Können sich Lehrkräfte direkt an ArbeiterKind.de wenden, um sich Unterstützung zu holen? Bieten Sie das an?
Auf jeden Fall! Ist eine lokale ehrenamtliche Gruppe von uns in der Nähe, können wir Schulbesuche organisieren oder wir schließen mit einzelnen Schulen Partnerschulvereinbarungen ab und sorgen so für einen kontinuierlichen Austausch.
Ein Grund für den sich verstärkenden Fachkräftemangel ist, dass gerade auch aus Akademikerfamilien zu wenig Schulabgänger:innen kommen, die eine Ausbildung beginnen. Sie könnten jetzt ja direkt noch AkademikerKind.de gründen, die Adresse verlinkt ja auch schon auf ArbeiterKind.de.
Dass zu wenige Schulabgänger:innen eine Ausbildung beginnen, hat verschiedene Ursachen, vor allem die rückläufigen Geburtenjahrgänge und die geringe Attraktivität von Berufsausbildungen sind dafür verantwortlich.
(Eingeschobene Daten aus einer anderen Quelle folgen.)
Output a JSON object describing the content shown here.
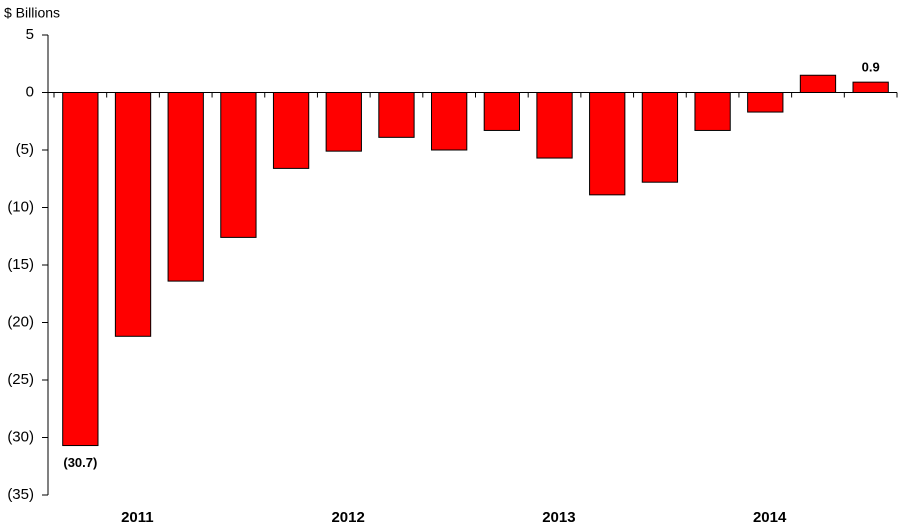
{
  "chart_data": {
    "type": "bar",
    "y_label": "$ Billions",
    "categories": [
      null,
      null,
      null,
      null,
      null,
      null,
      null,
      null,
      null,
      null,
      null,
      null,
      null,
      null,
      null,
      null
    ],
    "x_groups": [
      "2011",
      "2012",
      "2013",
      "2014"
    ],
    "values": [
      -30.7,
      -21.2,
      -16.4,
      -12.6,
      -6.6,
      -5.1,
      -3.9,
      -5.0,
      -3.3,
      -5.7,
      -8.9,
      -7.8,
      -3.3,
      -1.7,
      1.5,
      0.9
    ],
    "value_labels": [
      "(30.7)",
      null,
      null,
      null,
      null,
      null,
      null,
      null,
      null,
      null,
      null,
      null,
      null,
      null,
      null,
      "0.9"
    ],
    "color": "#ff0000",
    "ylim": [
      -35,
      5
    ],
    "yticks": [
      5,
      0,
      {
        "value": -5,
        "label": "(5)"
      },
      {
        "value": -10,
        "label": "(10)"
      },
      {
        "value": -15,
        "label": "(15)"
      },
      {
        "value": -20,
        "label": "(20)"
      },
      {
        "value": -25,
        "label": "(25)"
      },
      {
        "value": -30,
        "label": "(30)"
      },
      {
        "value": -35,
        "label": "(35)"
      }
    ]
  }
}
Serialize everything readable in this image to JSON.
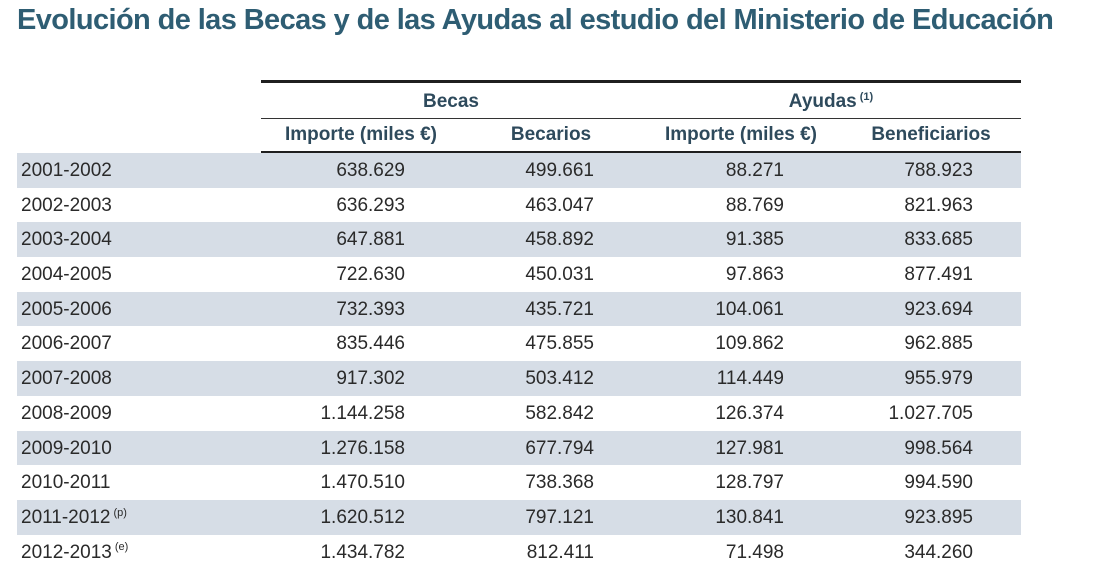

Daher wäre die Gründung einer solchen Plattform aus unserer Sicht nicht notwendig. Eher sollte man sich darum bemühen, Ausbildungsberufe attraktiver zu gestalten und Schulabbrecher:innen im gegenwärtigen Bildungssystem gezielter zu fördern. Die Domain Akademikerkind.de haben wir uns vor einiger Zeit gesichert, eher um einen Missbrauch im ironischen Sinn zu verhindern.
Wie steht Ihre Organisation zu der vielfach gehörten Aussage, dass es inzwischen viel zu viele Akademiker gibt? Man könnte Ihnen ja den Vorwurf machen, dass ArbeiterKind.de diesen Trend noch verstärkt.
Nach wie vor ist die OECD der Auffassung, dass es in Deutschland überhaupt keine Überakademisierung gibt, also eher zu wenig Hochschulabsolvent:innen das Bildungssystem verlassen im Vergleich zu anderen Industrienationen. Der Vorwurf ist insofern auch falsch, da wir überhaupt nicht auf eine Erhöhung der Akademikerquote hinarbeiten. Uns geht es um faire Chancen für einen Bildungsaufstieg – ein wichtiges Anliegen in einer demokratisch verfassten Gesellschaft. Die Quote ist das eine, die Durchmischung dieser ist etwas ganz anderes.
Vielen Dank für das Gespräch, Herr Ziller!